There is no increased efficiency in producing the pill with 3D printing; the technology simply allows the company to better manipulate the drug’s composition compared with traditional press and die pill-making technology, according to Aprecia Pharmaceuticals spokesperson Jennifer Zieverink.

Levetiracetam, the generic name for Spritam, has been available for the treatment of seizures for 15 years. But the new brand Spritam is the first to use the proprietary 3D-printing process to create a more dissolvable pill.

“It’s an option for some folks…looking for something easier to swallow than an intact tablet,” Zieverink says.

More than 10 years ago, MIT developed the basic technology for 3D-printed pharmaceuticals. That technology was later licensed by Therics, according to Terry Wohlers, president of Wohlers Associates, an independent consulting firm.

Therics “3D-printed many pills on an experimental basis, but it never took off commercially,” Wohlers says in an email reply to Computerworld. In 2008, Therics was acquired by Integra LifeSciences Holdings Corp.
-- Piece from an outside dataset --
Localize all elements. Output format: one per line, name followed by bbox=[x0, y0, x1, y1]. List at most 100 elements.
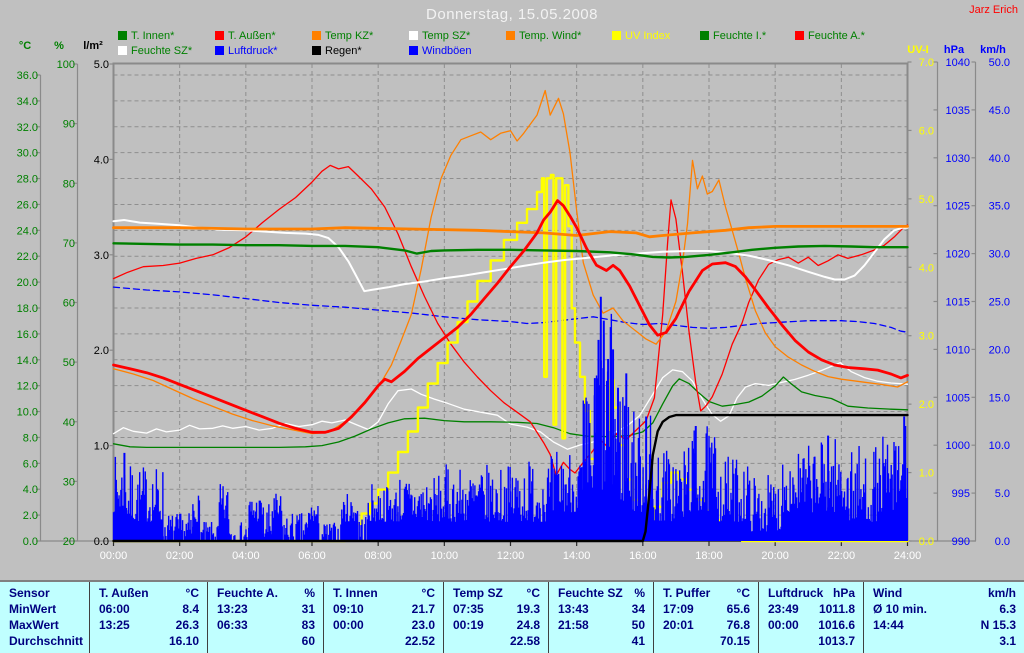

“The MIT patents have since expired, but it’s possible that Therics developed additional IP. In some ways, Therics was many years ahead of its time,” Wohlers says.

3D printing could also someday enable custom drugs, Wohlers says, describing a scenario where a doctor sends a prescription to a pharmacy that uses a printer to create a custom formulation based on the special needs of a patient.

“The potential is large, in my opinion, but it will take many years for it to gain strong commercial traction, especially due to the requirements of the FDA,” Wohlers says.